Farmers have walked and worked every acre of their fields for generations, knowing each pond and hill. They have progressively improved their equipment, from hand ploughs to modern precision farming equipment with GPS. For the next breakthrough, innovation must transcend individual fields. In the past decade, far from the heartland, Internet-scale data acquisition and machine learning has pioneered a different approach: sophisticated brute force.
One simple idea explains much of the past five years in the Valley: use large scale datasets, simple algorithms, and massive computing to solve problems and build products that were previously impossible. From voice recognition with deep learning to A/B testing with high-volume websites to online behavioral prediction with machine learning, the intuition is all the same.
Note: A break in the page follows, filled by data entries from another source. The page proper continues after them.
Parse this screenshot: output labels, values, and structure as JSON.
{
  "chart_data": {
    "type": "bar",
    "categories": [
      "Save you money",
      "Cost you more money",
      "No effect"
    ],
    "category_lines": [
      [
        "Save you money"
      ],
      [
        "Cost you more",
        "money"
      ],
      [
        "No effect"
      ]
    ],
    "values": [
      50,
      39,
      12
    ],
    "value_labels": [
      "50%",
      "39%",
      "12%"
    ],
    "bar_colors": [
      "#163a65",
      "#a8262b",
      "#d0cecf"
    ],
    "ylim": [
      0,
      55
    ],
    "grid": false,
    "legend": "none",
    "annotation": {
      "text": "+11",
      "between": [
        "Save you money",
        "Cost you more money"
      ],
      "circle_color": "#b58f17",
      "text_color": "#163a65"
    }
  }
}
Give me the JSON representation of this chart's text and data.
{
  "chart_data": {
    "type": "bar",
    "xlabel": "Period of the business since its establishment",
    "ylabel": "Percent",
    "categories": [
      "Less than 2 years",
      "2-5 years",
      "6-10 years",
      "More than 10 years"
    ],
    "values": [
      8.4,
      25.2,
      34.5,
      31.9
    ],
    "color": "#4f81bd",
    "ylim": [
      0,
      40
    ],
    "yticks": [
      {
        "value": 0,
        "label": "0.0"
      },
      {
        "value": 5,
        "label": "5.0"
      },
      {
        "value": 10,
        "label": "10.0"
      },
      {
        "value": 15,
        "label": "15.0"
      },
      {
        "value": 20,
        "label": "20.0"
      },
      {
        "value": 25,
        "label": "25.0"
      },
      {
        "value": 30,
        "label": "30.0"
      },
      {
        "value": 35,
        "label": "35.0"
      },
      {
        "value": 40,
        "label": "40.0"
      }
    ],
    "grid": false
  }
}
The relevant question is how this brute force methodology from the Valley applies to a breakthrough in farm fields. The most obvious idea is to digitize the full spectrum of field agronomic data for every acre in each field at high resolution, including soil, atmospheric, imagery, crop, chemistry, and hydrology. Yet, the logistic challenges of this seem daunting: global growing regions have hundreds of millions of acres, data must be collected directly at the physical ground level in multiple passes per growing season, multiple tiers of remote imagery are required, farmland has minimal Internet connectivity, and the data storage footprint for this many geospatial data layers at high resolution is massive.
Closing the loop requires deriving novel insights and recommendations from this digital agronomic universe that predictably improve sustainability, yield, and profitability for farmers. In doing so, data will become as indispensable a tool for farmers as their equipment and will enable them to collectively meet the demands of a growing population.